If the variable is a vector or matrix instead of an image, enter the name of the data CSV file in each cell. Data CSV files are CSV files that you prepare for each data sample separately from the dataset CSV file. A data CSV file does not have a header and consists only of value cells. The Neural Network Console handles CSV files consisting of multiple rows and multiple columns as arrays with (rows, columns) elements. The actual values need to be processed in advance, so that range of the data is roughly between -1.0 and 1.0.



The number of elements of all arrays must be the same for the same variables contained in a single dataset CSV file. For example, images with different number of color channels, width, and height must not be mixed as images for the same variable x. If they are different, the resolution of all images must be consolidated in advance through preprocessing (e.g., resizing).



You can check whether the dataset you created is in the proper dataset format by loading the dataset on the Neural Network Console’s DATASET tab and clicking Check Consistency on the shortcut menu. For details, see “Checking the consistency of datasets.”



The Neural Network Console loads the data in order, from the beginning of the provided training dataset, and performs parameter optimization based on the mini-batch gradient descent method, which handles data in mini-batches, whose size is specified by Batch Size on the CONFIG tab. Optimally, the data contained in each mini-batch should be full of variations, in order to perform optimization efficiently. Therefore, we recommend that the rows in a dataset CSV file should be shuffled in advance.


2 Example of an image classification dataset

This section explains the format of datasets for training an image classifier using the MNIST handwritten digit classification sample dataset generated in the following folder as an example.



(* This file is automatically created when any of the sample project files that use the MNIST dataset is loaded. If the file is not available, a sample project such as 01_logistic_regresion is loaded. For details on loading sample projects, see “Tutorial.”)

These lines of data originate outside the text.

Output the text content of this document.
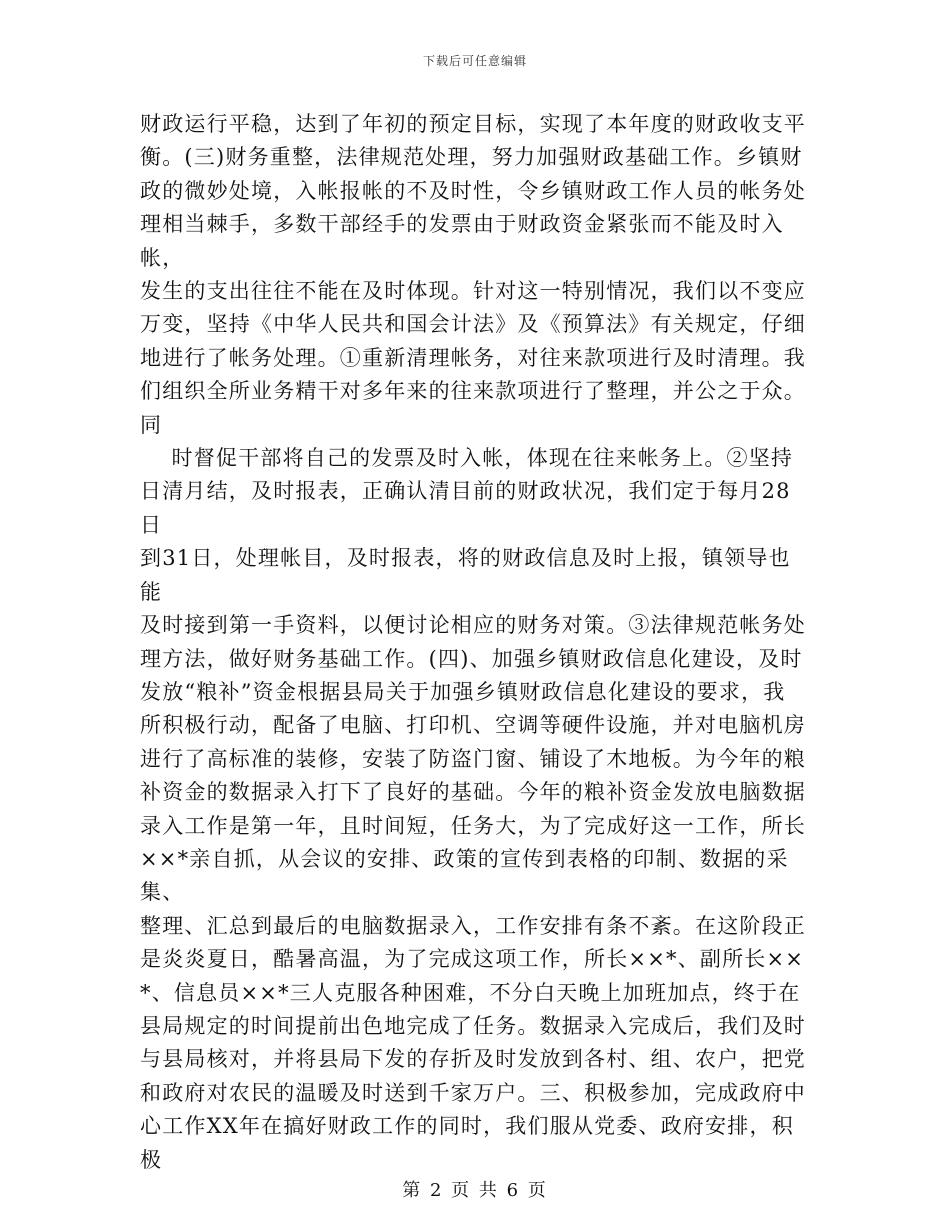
下载后可任意编辑
财政运行平稳，达到了年初的预定目标，实现了本年度的财政收支平
衡。(三)财务重整，法律规范处理，努力加强财政基础工作。乡镇财
政的微妙处境，入帐报帐的不及时性，令乡镇财政工作人员的帐务处
理相当棘手，多数干部经手的发票由于财政资金紧张而不能及时入帐，
发生的支出往往不能在及时体现。针对这一特别情况，我们以不变应
万变，坚持《中华人民共和国会计法》及《预算法》有关规定，仔细
地进行了帐务处理。①重新清理帐务，对往来款项进行及时清理。我
们组织全所业务精干对多年来的往来款项进行了整理，并公之于众。
同
时督促干部将自己的发票及时入帐，体现在往来帐务上。②坚持
日清月结，及时报表，正确认清目前的财政状况，我们定于每月28日
到31日，处理帐目，及时报表，将的财政信息及时上报，镇领导也能
及时接到第一手资料，以便讨论相应的财务对策。③法律规范帐务处
理方法，做好财务基础工作。(四)、加强乡镇财政信息化建设，及时
发放“粮补”资金根据县局关于加强乡镇财政信息化建设的要求，我
所积极行动，配备了电脑、打印机、空调等硬件设施，并对电脑机房
进行了高标准的装修，安装了防盗门窗、铺设了木地板。为今年的粮
补资金的数据录入打下了良好的基础。今年的粮补资金发放电脑数据
录入工作是第一年，且时间短，任务大，为了完成好这一工作，所长
××*亲自抓，从会议的安排、政策的宣传到表格的印制、数据的采集、
整理、汇总到最后的电脑数据录入，工作安排有条不紊。在这阶段正
是炎炎夏日，酷暑高温，为了完成这项工作，所长××*、副所长××
*、信息员××*三人克服各种困难，不分白天晚上加班加点，终于在
县局规定的时间提前出色地完成了任务。数据录入完成后，我们及时
与县局核对，并将县局下发的存折及时发放到各村、组、农户，把党
和政府对农民的温暖及时送到千家万户。三、积极参加，完成政府中
心工作XX年在搞好财政工作的同时，我们服从党委、政府安排，积极
第 2 页 共 6 页
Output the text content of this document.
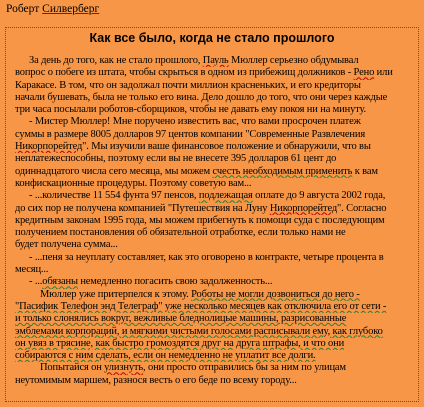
Роберт Силверберг
Как все было, когда не стало прошлого
За день до того, как не стало прошлого, Пауль Мюллер серьезно обдумывал
вопрос о побеге из штата, чтобы скрыться в одном из прибежищ должников - Рено или
Каракасе. В том, что он задолжал почти миллион красненьких, и его кредиторы
начали бушевать, была не только его вина. Дело дошло до того, что они через каждые
три часа посылали роботов-сборщиков, чтобы не давать ему покоя ни на минуту.
- Мистер Мюллер! Мне поручено известить вас, что вами просрочен платеж
суммы в размере 8005 долларов 97 центов компании "Современные Развлечения
Никорпорейтед". Мы изучили ваше финансовое положение и обнаружили, что вы
неплатежеспособны, поэтому если вы не внесете 395 долларов 61 цент до
одиннадцатого числа сего месяца, мы можем счесть необходимым применить к вам
конфискационные процедуры. Поэтому советую вам...
- ...количестве 11 554 фунта 97 пенсов, подлежащая оплате до 9 августа 2002 года,
до сих пор не получена компанией "Путешествия на Луну Никорпорейтед". Согласно
кредитным законам 1995 года, мы можем прибегнуть к помощи суда с последующим
получением постановления об обязательной отработке, если только нами не
будет получена сумма...
- ...пеня за неуплату составляет, как это оговорено в контракте, четыре процента в
месяц...
- ...обязаны немедленно погасить свою задолженность...
Мюллер уже притерпелся к этому. Роботы не могли дозвониться до него -
"Пасифик Телефон энд Телеграф" уже несколько месяцев как отключила его от сети -
и только слонялись вокруг, вежливые бледнолицые машины, разрисованные
эмблемами корпораций, и мягкими чистыми голосами расписывали ему, как глубоко
он увяз в трясине, как быстро громоздятся друг на друга штрафы, и что они
собираются с ним сделать, если он немедленно не уплатит все долги.
Попытайся он улизнуть, они просто отправились бы за ним по улицам
неутомимым маршем, разнося весть о его беде по всему городу...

This dataset consists of monochrome images of digits of size 28 by 28 pixels and label data that indicates which digit each image represents, from 0 to 9.


x:image y:label
./training/5/0.png 5
./training/0/1.png 0
./training/4/2.png 4
./training/1/3.png 1
./training/9/4.png 9
./training/2/5.png 2
./training/1/6.png 1
./training/3/7.png 3
./training/1/8.png 1


In row 1, column 1, x:image indicates that the variable name of column 1 is x and that its label name is image. In row 1, column 2, y:label indicates that the variable name of column 2 is y and that its label name is label.


Each row from the second row indicates a single data sample. Column 1 indicates the image file name (relative path from the CSV file) of input x while column 2 indicates the correct category index. As there are 10 types of digits (0 to 9) for classification in the MNIST dataset, the category indexes take on values 0 to 9, which correspond to the digits “0” to “9.” For example, if the image given in column 1 is the digit “5,” category index 5, which corresponds to the digit “5,” is specified in column 2.


In the MNIST dataset, the image data file indicated by variable x is a monochrome image of 28 by 28 pixels. As such, the array size of x on the Neural Network Console is (1,28,28). As the data indicated by variable y is one-dimensional, the array size of y is (1).